To: towertalk@contesting.com
Subject: Re: [TowerTalk] PIPE ANCHORS
From: Jim Lux <jimlux@earthlink.net>
Date: Tue, 01 Nov 2011 16:25:20 -0700
List-post: <towertalk@contesting.com">mailto:towertalk@contesting.com>
On 10/31/11 9:39 PM, Randy wrote:
> I don't think you could find any competent engineer that would say "fill
> it with concrete to make it stronger", and be willing to sign off on
> it...he or she would specify something that wouldn't fail without doing
> that.

In a compressive loading situation or for fire protection.  (although 
it's interesting that the earthquake retrofits they've been doing here 
in Southern California basically wrap the concrete column in a tight 
steel wrapper)

  I do have it, from somebody I respect, that dropping PVC pipe
> inside of the top section of TV-type "push-up poles" will contribute
> towards keeping the thing from collapsing. I'd be interested to know
> that, if you could magically seal both ends of a tube, having already
> packed it with magic dry sand, whether it wouldn't increase the
> strength, as far as kinking in a bending moment goes.
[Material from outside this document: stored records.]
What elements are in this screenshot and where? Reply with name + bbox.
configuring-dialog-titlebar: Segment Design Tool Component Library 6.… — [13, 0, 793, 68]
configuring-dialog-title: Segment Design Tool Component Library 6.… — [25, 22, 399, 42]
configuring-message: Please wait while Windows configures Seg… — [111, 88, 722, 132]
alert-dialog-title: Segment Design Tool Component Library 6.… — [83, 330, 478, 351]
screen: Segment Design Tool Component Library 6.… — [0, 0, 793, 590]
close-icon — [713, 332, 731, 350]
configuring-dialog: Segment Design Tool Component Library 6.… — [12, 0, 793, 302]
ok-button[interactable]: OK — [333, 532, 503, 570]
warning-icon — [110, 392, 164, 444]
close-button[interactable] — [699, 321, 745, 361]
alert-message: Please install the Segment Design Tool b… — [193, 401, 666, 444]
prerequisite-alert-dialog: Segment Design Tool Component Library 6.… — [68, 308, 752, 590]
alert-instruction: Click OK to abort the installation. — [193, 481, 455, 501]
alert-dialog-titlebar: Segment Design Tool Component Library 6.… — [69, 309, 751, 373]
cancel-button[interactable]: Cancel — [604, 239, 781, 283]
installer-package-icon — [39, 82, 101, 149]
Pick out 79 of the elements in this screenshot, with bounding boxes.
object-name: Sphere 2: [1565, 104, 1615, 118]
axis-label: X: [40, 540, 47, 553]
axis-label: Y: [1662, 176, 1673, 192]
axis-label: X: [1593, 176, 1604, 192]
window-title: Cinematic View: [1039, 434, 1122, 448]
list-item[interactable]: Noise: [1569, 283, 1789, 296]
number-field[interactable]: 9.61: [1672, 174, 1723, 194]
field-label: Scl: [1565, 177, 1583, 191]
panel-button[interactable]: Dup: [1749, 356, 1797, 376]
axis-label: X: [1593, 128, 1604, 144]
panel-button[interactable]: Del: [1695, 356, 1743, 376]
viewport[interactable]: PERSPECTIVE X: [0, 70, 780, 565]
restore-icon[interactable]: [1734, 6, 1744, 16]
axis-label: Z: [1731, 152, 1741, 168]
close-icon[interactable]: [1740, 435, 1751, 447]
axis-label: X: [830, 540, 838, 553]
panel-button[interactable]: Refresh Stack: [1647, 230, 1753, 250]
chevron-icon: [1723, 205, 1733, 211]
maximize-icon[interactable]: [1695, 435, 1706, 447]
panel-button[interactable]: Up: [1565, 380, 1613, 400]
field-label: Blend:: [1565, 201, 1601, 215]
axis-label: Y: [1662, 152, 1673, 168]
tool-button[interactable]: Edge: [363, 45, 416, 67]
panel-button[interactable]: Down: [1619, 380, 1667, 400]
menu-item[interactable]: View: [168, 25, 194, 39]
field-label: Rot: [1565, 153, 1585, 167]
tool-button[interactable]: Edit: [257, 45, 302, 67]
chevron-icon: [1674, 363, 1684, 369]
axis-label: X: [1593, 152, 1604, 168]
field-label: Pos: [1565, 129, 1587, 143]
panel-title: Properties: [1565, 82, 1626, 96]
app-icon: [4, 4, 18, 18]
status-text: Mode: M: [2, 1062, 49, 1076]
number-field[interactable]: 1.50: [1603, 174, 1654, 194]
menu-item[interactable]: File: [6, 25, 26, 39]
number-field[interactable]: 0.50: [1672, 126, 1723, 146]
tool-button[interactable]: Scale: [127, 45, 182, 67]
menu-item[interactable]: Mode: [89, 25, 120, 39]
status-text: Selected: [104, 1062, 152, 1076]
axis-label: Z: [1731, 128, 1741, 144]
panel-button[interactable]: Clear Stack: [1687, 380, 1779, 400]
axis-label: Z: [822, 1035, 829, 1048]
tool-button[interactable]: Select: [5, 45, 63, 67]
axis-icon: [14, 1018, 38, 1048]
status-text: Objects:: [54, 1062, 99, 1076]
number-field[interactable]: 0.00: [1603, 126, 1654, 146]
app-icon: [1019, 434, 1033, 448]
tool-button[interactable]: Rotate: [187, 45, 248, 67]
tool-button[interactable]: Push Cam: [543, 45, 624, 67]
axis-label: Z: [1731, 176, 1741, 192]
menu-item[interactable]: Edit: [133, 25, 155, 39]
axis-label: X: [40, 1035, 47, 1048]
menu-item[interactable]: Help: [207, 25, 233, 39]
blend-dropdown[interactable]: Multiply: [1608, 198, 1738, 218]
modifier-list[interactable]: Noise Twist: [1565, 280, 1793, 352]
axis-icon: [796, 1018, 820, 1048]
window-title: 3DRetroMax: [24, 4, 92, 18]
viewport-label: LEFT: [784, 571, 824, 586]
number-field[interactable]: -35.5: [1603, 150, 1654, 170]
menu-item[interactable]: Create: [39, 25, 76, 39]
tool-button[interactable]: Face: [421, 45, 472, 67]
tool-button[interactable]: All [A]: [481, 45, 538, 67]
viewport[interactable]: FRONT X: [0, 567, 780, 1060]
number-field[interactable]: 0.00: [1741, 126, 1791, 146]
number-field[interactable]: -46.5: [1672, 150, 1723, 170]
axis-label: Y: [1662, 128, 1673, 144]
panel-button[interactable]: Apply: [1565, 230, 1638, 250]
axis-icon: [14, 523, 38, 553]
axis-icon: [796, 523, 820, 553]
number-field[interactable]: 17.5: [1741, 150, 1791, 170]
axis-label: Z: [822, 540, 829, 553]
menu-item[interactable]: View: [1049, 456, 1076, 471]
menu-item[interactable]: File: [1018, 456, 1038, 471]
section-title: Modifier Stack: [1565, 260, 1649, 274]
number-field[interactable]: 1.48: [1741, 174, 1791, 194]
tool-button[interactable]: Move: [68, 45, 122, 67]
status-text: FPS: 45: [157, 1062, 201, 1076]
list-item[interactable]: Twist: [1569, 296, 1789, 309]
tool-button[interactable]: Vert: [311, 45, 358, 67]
Sure that works. It's one way to smoothly bend thin wall copper tubing 
without kinking/buckling/flattening.



  I'd guess that it
> would help, and if that's true, then concrete's compressive strength
> wouldn't matter, even if it fractured so badly that it turned to dust.

mmmmmm maybe, maybe not. If the steel stretches, then the volume inside 
the tube has changed, and it might not be full.

(and the sand in the pipe technique for smooth bends fails sometimes, 
for just this kind of reason)

Ultimately, any of this "concrete inside the pipe" thing is more for 
changing the ultimate failure behavior rather than withstanding normal 
operating loads.  You might wind up with the pipe neatly bent at a 45 
degree angle instead of kinked and bent sharply.


> Concrete is caustic; I don't know how that relates to steel, but as far
> as water pipes, it *will* eventually corroded a hole in it, X decades
> later. Maybe it's more complicated than mere pH.. I dunno.
>

otoh, rebar is embedded in concrete and lasts a good long time.